Donovan Toews, a land use consultant who in May 2017 briefed Tache council about exploratory drilling planned that summer near Monominto, said last month his firm, Landmark Planning and Design, is no longer involved with the project.
Toews initially estimated the company would publicize its findings in September 2017. When that month arrived, Toews revised the timeline, saying HD Minerals "will gladly make their findings known" by November 2018, after reporting to the province.
Citing confidentiality regulations, the provincial spokesperson said she couldn’t disclose HD Minerals’ findings until the report is at least three years old, the claim is abandoned or surrendered, or its holder consents to publicly release the information.
With two self-imposed deadlines now past, reeves and mayors say they wish they knew more about the mysterious mining claims.
Springfield reeve Tiffany Fell said the claims are located in the south and east portions of the municipality.

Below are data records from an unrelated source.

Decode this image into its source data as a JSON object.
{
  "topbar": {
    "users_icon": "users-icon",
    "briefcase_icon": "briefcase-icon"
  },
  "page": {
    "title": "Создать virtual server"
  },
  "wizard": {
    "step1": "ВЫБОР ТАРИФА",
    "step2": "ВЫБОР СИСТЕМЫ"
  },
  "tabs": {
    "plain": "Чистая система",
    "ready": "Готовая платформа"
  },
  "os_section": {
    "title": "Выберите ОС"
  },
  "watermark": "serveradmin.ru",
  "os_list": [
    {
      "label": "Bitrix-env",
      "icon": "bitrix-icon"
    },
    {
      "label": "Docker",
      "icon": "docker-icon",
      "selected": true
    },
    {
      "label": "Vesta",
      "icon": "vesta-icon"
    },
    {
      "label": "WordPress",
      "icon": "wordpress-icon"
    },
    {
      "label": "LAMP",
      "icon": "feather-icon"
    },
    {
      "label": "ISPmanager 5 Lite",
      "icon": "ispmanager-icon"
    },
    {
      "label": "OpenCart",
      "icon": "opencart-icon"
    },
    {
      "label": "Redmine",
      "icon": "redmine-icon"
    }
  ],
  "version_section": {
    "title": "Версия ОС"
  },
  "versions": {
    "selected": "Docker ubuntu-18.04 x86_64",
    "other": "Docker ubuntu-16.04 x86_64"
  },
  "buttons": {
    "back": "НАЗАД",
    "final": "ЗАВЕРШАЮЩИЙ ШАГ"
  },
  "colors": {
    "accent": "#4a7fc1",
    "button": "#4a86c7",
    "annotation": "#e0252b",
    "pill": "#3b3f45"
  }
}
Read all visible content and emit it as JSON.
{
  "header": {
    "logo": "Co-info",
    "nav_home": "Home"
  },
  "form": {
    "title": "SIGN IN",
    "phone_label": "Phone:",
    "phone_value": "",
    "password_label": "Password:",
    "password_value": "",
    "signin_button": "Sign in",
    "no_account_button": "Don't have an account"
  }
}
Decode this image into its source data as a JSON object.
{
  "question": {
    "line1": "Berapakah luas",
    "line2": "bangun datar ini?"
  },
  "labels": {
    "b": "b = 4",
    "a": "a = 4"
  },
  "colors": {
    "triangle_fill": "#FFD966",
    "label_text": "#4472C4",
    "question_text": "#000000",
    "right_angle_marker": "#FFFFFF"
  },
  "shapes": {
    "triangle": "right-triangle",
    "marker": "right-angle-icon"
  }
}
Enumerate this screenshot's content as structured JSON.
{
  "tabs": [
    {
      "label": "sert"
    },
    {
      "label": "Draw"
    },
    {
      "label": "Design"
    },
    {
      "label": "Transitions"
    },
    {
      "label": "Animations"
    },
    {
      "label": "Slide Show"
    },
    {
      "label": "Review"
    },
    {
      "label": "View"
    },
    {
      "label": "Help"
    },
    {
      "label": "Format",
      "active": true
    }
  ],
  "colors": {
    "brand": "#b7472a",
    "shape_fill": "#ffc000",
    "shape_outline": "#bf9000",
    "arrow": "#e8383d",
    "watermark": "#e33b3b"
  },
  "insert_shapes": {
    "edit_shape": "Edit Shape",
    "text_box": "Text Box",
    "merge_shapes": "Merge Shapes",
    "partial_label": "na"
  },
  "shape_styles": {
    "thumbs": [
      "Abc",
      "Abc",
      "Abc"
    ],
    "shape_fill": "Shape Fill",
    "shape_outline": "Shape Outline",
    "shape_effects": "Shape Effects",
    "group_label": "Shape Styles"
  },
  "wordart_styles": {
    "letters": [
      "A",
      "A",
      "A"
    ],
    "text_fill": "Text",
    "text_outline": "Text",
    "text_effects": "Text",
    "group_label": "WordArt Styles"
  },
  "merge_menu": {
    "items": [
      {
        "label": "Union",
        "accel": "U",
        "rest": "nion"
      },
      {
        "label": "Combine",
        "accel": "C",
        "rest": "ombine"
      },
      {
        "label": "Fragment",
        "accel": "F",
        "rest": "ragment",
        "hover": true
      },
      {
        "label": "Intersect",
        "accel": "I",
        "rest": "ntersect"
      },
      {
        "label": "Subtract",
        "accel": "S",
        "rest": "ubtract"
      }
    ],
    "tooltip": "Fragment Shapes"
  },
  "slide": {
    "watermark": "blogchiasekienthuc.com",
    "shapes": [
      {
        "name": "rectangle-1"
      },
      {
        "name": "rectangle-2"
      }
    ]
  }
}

"They won’t tell us, and I’ve asked them, and they just won’t let us know. They keep it very close to the chest."
Reeve Lewis Weiss of La Broquerie confirmed the claims there aren’t hampering surface development like they were in the fall of 2016, when developer Franz Felnhofer learned he’d need approval from a numbered Alberta company before he could proceed with a small subdivision near Marchand.
While landowners control surface rights, mineral rights belong to the Crown.
Weiss said a mine could produce economic benefits.
"It would bring some more industry to Manitoba."
RM of Ste Anne reeve Paul Saindon said he’s received "no word whatsoever" about the claims.
"We’ve seen some of the drilling wells that were left behind," he said, and guessed the company may be after sand.
RM of Tache mayor Justin Bohemier did not respond to requests for comment. Hanover reeve Stan Toews couldn’t be reached at press time.
Weiss said lithium is still his best guess. Speculation last year suggested the element may be suspended in underground saltwater deposits known as petrobrines.
Exploratory activity farther north supports Weiss’s hunch. Last month, Sagkeeng First Nation signed an agreement to allow Vancouver-based New Age Metals to begin a large lithium exploration project near Bird River, 150 kilometres northeast of Steinbach.
Two other Vancouver companies, Quantum Minerals and Equitorial Exploration, sought lithium last year in the Cat Lake area of Nopiming Provincial Park, about 200 kilometres northeast of Steinbach, according to releases from the companies.